In a unanimous decision released on May 25, the U.S. Supreme Court ruled that it was unconstitutional for a local government in Minnesota to retain the profits made when it sold a condo it had seized for unpaid taxes.

In Tyler v. Hennepin County, Minnesota, the court ruled that the county violated the Fifth Amendment when it sold a condo for $40,000 and kept the $25,000 in excess of the taxpayer’s liabilities, which amounts to an unlawful taking.

While the decision was narrowly determined with specific case underpinnings, it is expected to have repercussions in tax title law nationwide. Under Minnesota law, as in Massachusetts, property taxes can become a lien against the property once they are assessed. In Minnesota, the state auditor creates a published delinquent tax list, which is also mailed to all delinquent property tax owners, and commences a lawsuit. If the lawsuit is not answered, a judge will enter judgment against the property.

While delinquent taxpayers have multiple ways to avoid foreclosure in Minnesota, they have no way to claim any proceeds from the sale of the property, in excess of the debt, once the foreclosure and subsequent sale go through.

The court did distinguish the Tyler case from a 1956 case, Nelson v.

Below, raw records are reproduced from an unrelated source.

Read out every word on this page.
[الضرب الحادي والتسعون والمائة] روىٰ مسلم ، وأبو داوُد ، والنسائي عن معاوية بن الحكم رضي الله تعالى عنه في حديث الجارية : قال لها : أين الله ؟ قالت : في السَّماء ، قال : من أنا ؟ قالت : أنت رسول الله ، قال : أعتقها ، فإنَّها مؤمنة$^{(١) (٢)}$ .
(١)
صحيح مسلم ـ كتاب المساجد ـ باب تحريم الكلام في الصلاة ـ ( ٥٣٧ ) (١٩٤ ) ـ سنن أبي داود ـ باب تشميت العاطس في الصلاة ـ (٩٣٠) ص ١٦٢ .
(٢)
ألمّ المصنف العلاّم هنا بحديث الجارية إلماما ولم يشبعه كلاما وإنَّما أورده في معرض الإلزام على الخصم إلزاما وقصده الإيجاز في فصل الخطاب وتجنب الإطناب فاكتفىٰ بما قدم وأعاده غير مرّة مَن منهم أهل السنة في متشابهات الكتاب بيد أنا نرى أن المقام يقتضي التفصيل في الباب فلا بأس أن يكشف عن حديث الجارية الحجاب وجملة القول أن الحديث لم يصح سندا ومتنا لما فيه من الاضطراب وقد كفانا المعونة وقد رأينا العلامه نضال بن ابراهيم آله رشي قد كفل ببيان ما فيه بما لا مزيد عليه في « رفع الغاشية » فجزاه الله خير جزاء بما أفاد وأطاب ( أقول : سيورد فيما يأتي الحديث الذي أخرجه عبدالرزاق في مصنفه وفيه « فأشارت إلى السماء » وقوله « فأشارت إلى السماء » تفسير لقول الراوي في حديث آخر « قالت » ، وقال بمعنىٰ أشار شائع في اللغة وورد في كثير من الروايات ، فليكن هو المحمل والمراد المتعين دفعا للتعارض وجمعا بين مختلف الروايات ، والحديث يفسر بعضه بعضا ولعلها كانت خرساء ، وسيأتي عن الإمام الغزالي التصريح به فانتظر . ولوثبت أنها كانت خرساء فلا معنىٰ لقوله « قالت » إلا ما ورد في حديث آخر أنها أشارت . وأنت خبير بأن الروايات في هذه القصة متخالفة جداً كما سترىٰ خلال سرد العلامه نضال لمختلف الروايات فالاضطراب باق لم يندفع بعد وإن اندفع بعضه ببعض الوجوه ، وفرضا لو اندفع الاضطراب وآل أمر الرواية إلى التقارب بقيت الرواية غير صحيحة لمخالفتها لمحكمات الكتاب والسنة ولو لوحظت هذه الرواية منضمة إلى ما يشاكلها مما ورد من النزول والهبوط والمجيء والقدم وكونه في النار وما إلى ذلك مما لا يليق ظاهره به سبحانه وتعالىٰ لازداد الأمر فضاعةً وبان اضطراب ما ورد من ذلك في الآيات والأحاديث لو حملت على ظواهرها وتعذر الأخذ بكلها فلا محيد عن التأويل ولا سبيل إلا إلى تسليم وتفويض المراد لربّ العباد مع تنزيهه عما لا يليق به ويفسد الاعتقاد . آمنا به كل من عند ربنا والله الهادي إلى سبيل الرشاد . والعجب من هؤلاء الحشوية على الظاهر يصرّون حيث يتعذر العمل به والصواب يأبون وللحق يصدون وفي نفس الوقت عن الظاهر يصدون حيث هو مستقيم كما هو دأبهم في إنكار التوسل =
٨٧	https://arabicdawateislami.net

City of New York, in which a property owner had the ability to request the surplus money after foreclosure but failed to do so. The court wrote, “The ordinance challenged there did not absolutely preclud[e] an owner from obtaining the surplus proceeds of judicial sale, but instead simply defined the process through which the owner could claim the surplus.”

Additionally, the court found that because Minnesota law recognizes that a property owner is entitled to surplus revenue in excess of their debt in other situations, such as a bank foreclosure on a mortgaged property, it must also recognize it when the state is involved.

“It can not extinguish a property interest that it recognizes everywhere else to avoid paying just compensation when the State does the taking,” the court wrote.

While the Tyler decision applies only to Minnesota, the similarities in Massachusetts law make the current tax title sale process unlikely to hold up in court without legislative changes.

Many municipalities consider the current tax-taking process to be slow and burdensome, and it is unclear whether and what fees a court may find excessive. Without the incentive of being able to recoup additional costs, the process may stall or even stop completely, leaving many municipalities with larger tax liabilities on their books.